Tous ces éléments viennent violemment indiquer à quel point cette pensée ne peut que venir d’une catégorie de la population dont l’existence tient tout entière dans sa capacité à produire et reproduire une partie de l’idéologie capitaliste en la prenant au pied de la lettre. C’est-à-dire dans une version conforme et non contradictoire à sa propre existence qui renvoie à la place occupée dans les rapports de production.

Le vécu de cette catégorie quant à son inscription sociale c’est :

* Un rapport non contradictoire avec la liberté individuelle dont ils jouissent.
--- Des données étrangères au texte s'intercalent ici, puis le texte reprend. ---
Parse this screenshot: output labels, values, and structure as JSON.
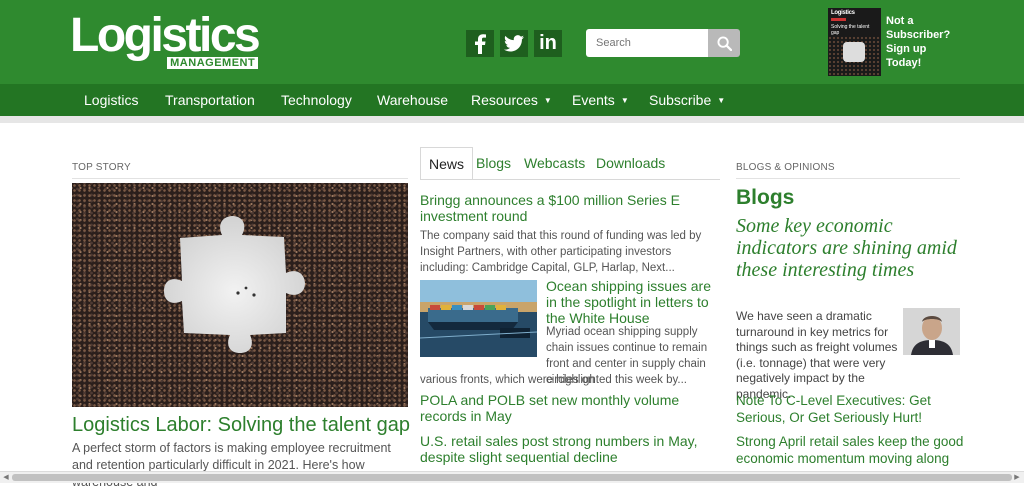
{
  "header": {
    "logo_main": "Logistics",
    "logo_sub": "MANAGEMENT",
    "social": [
      {
        "icon": "facebook-icon",
        "label": "f"
      },
      {
        "icon": "twitter-icon",
        "label": ""
      },
      {
        "icon": "linkedin-icon",
        "label": "in"
      }
    ],
    "search_placeholder": "Search",
    "magazine": {
      "title": "Logistics",
      "headline": "Solving the talent gap"
    },
    "subscribe_cta": [
      "Not a",
      "Subscriber?",
      "Sign up",
      "Today!"
    ]
  },
  "nav": {
    "items": [
      {
        "label": "Logistics"
      },
      {
        "label": "Transportation"
      },
      {
        "label": "Technology"
      },
      {
        "label": "Warehouse"
      },
      {
        "label": "Resources"
      },
      {
        "label": "Events"
      },
      {
        "label": "Subscribe"
      }
    ]
  },
  "top_story": {
    "section_label": "TOP STORY",
    "headline": "Logistics Labor: Solving the talent gap",
    "summary": "A perfect storm of factors is making employee recruitment and retention particularly difficult in 2021. Here's how warehouse and"
  },
  "news": {
    "tabs": [
      "News",
      "Blogs",
      "Webcasts",
      "Downloads"
    ],
    "active_tab": "News",
    "items": [
      {
        "title": "Bringg announces a $100 million Series E investment round",
        "text": "The company said that this round of funding was led by Insight Partners, with other participating investors including: Cambridge Capital, GLP, Harlap, Next..."
      },
      {
        "title": "Ocean shipping issues are in the spotlight in letters to the White House",
        "text_side": "Myriad ocean shipping supply chain issues continue to remain front and center in supply chain circles on",
        "text_full": "various fronts, which were highlighted this week by..."
      },
      {
        "title": "POLA and POLB set new monthly volume records in May"
      },
      {
        "title": "U.S. retail sales post strong numbers in May, despite slight sequential decline"
      }
    ]
  },
  "blogs": {
    "section_label": "BLOGS & OPINIONS",
    "heading": "Blogs",
    "feature_title": "Some key economic indicators are shining amid these interesting times",
    "feature_body": "We have seen a dramatic turnaround in key metrics for things such as freight volumes (i.e. tonnage) that were very negatively impact by the pandemic.",
    "links": [
      "Note To C-Level Executives: Get Serious, Or Get Seriously Hurt!",
      "Strong April retail sales keep the good economic momentum moving along"
    ]
  },
  "colors": {
    "brand_green": "#2f8a2f",
    "nav_green": "#237523",
    "link_green": "#2d7f2d"
  }
}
Leur inscription dans la communauté du capital comme société capitaliste est telle que leur existence d’individu isolé n’est pas contradictoire avec sa dépendance à cette communauté car cette dépendance n’existe pas avant tout comme une contrainte violente mais spontanément comme partie prenante, comme une solidarisation totale avec ses institutions (voir plus loin sur les organes de l’appareil d’Etat). C’est l’individu isolé de la liberté et du choix que l’on a ici et non l’individu isolé dont la liberté de choisir se retourne immédiatement au pire en errance, désaffiliation, précarité.

* Une vision normative de la société comme devant faire la promotion du libre épanouissement individuel, à travers la liberté éducative, la liberté sanitaire, la liberté alimentaire, la liberté artistique, avec au pire une intervention de l’État réduite au minimum sur ces terrains qui sont ceux qui leur permettent de se reproduire en tant qu’individu isolé conforme à l’idéologie capitaliste. Car c’est bien l’idéal capitaliste qui renvoie à sa prise en charge privée la reproduction des travailleurs. Sauf que, pour le prolétariat, cette prise en charge privée ne marche pas, pour les classes supérieurs non plus mais là elle s’appuie sur la possibilité d’un libre arbitre réellement vécu. C’est grâce à cette assurance et à cette homogénéité sans reste de la reproduction que cette pensée peut dénoncer l’intervention de l’État comme un système totalitaire et mensonger.

Ce libre épanouissement de l’individu dans la société fait face à l’appartenance de classe comme contrainte intériorisée qui est effectivement liberticide dans son fondement contractuel d’achat-vente de la force de travail libre. C’est ainsi que le chantage de retirer ses enfants de l’école, ou de s’opposer à une politique sanitaire, n’existe que pour des gens dont l’affiliation sociale est non seulement garantie dans les faits mais aussi dans l’adhésion pleine à l’idéologie du contrat social capitaliste et dans la fonction qu’ils ont de ciment dans la reproduction des rapports sociaux capitaliste. Certains peuvent se permettre de menacer de retirer leurs enfants de l’école quand d’autres savent que les remparts à une mise au ban de l’école républicaine s’amenuisent par manque de moyens, de maîtrise de la « carte scolaire » et/ou au travers du passage des politiques d’intégration à celles luttant contre la « radicalisation » et le « séparatisme ».

Cette vision des populations comme masses abruties de consommateurs captifs des lobbies vient dire à quel point ceux qui la portent sont à la fois idéologiquement dominants, inutiles productivement, et du coup idiots au point qu’ils peuvent être aveugles au fait que c’est le travail productif qui est au fondement du monde qu’ils célèbrent en creux au travers de leurs dénonciations.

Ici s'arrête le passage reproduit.